Concentric circles and a certain curve's function

[24forChromium]

Draw a large number of concentric circles with constant radii increment (i.e.: 1m, 2m, 3m...). Assign each with a serial number counting from the centre. (i.e.: innermost: 1, second innermost: 2, etc.)

Divide all the circles into segments, the number of segments for each circle is equal to its serial number, the inner most circle will be divided one time, it point of division is on the same direction from the centre point as the first division point of all other circles.

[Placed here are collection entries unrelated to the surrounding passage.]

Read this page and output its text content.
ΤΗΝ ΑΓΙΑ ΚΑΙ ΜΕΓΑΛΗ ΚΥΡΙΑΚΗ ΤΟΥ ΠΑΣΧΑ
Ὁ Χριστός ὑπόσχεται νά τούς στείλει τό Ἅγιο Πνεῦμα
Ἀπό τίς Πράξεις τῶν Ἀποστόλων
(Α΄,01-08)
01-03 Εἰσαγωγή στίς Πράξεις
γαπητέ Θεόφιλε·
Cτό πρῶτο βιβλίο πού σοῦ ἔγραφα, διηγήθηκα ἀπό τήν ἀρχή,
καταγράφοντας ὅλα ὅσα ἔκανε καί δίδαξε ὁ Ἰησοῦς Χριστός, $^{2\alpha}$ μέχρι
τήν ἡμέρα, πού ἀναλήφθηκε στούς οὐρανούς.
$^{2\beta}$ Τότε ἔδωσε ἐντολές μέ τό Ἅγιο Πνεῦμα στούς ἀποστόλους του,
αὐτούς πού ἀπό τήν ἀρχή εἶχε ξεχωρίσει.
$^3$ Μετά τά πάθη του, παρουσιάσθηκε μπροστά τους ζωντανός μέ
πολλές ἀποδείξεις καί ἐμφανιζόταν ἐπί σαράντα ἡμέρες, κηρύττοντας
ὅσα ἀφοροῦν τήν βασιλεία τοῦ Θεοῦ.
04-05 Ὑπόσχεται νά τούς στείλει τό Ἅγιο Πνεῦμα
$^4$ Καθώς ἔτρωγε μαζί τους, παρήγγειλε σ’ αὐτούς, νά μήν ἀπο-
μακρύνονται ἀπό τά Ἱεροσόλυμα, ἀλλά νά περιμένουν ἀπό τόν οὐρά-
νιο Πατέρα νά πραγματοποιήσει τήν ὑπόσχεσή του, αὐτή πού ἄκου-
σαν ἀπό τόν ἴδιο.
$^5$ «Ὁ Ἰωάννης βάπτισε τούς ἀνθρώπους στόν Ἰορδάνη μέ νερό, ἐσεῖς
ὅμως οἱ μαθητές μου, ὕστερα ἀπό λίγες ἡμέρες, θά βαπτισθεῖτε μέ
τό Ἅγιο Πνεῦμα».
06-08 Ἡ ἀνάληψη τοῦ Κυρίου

Now, there would be a shape that looks like something in the picture (not the best in the world) I uploaded:

Now, connect all of the points of divisions that is immediately next to the first points in the clockwise direction:

What would be the function of this curve.

I am asking this question in the context of writing a high school research paper, level of maths is up to calculus and complex number with some rigour, would it be possible to find a function to this curve using those?

 

[andrewkirk]

The function is easily written using polar coordinates.

Let $n$ be the number of segments in the circle. Then write the values of $r$ and $\theta$ in terms of $n$ for the points you have drawn. By allowing $n$ to have non-integer values larger than 2 you can plot the curve between each pair of points on consecutive circles.

Once you have the formulas for $r$ and $\theta$ in terms of $n$ you can eliminate $n$ to get a formula for $r$ in terms of $\theta$.

Even more fun: The above gives you a curve for values of $\theta$ in the range $[-\frac{\pi}{2},\frac{\pi}{2})$. Now you can use the formula obtained above to extend it to $\theta$ in the range $[-\infty,-\frac{\pi}{2})$, which corresponds to $n\in(0,2)$. That curve will spiral in towards the origin, without ever reaching it, as it rotates clockwise around it.

Additional exercise: what will the curve do as $n\to\infty$?

 

[24forChromium]

The function is easily written using polar coordinates.

Let $n$ be the number of segments in the circle. Then write the values of $r$ and $\theta$ in terms of $n$ for the points you have drawn. By allowing $n$ to have positive non-integer values you can plot the curve between each pair of points on consecutive circles.

Once you have the formulas for $r$ and $\theta$ in terms of $n$ you can eliminate $n$ to get a formula for $r$ in terms of $\theta$.

Even more fun: The above gives you a curve for values of $\theta$ in the range $[-\frac{\pi}{2},\frac{\pi}{2}]$. Now you can use the formula obtained above to extend it to $\theta$ in the range $[-\infty,-\frac{\pi}{2}]$, which corresponds to $n\in(0,2)$. That curve will spiral in towards the origin, without ever reaching it, as it rotates clockwise around it.

Additional exercise: what will the curve do as $n\to\infty$?

That's great, thanks, so the polar form would just be: r cis(θ) = n(radius increment) cis (π/2 - 2π/n).
How would you express that in terms of y f(x) again?

I found the formula for x and y in terms of n, but not the two of them in terms of one another.

 

[mathman]

You can use polar coordinates (parametric form).
r=n, \ \theta = \frac{\pi}{2}-\frac{2\pi}{n}

 

[andrewkirk]

How would you express that in terms of y f(x) again?

For any given point $(r,\theta)$ you can express it in Cartesian coordinates for the purpose of plotting using
$$x=r\cos\theta;\ \ y=r\sin\theta$$

Note however that the curve is not the graph of $y$ as a function of $x$ because there will be some values of $x$ that have more than one value of $y$. To find out what those values are, the additional exercise above needs to be done.

You can write the curve as the graph of $x$ as a function of $y$ if you restrict it to $n\geq 2$.

 

[andrewkirk]

I found the formula for x and y in terms of n, but not the two of them in terms of one another.

There will be no analytic formula for $x$ in terms of $y$, because to get that you need to express $n$ in terms of $x$, which will have no closed form solution because $x=n\sin\frac{2\pi}{n}$ and equations with a variable both inside and outside a trig function generally have no such solution. Numerical techniques must be used instead.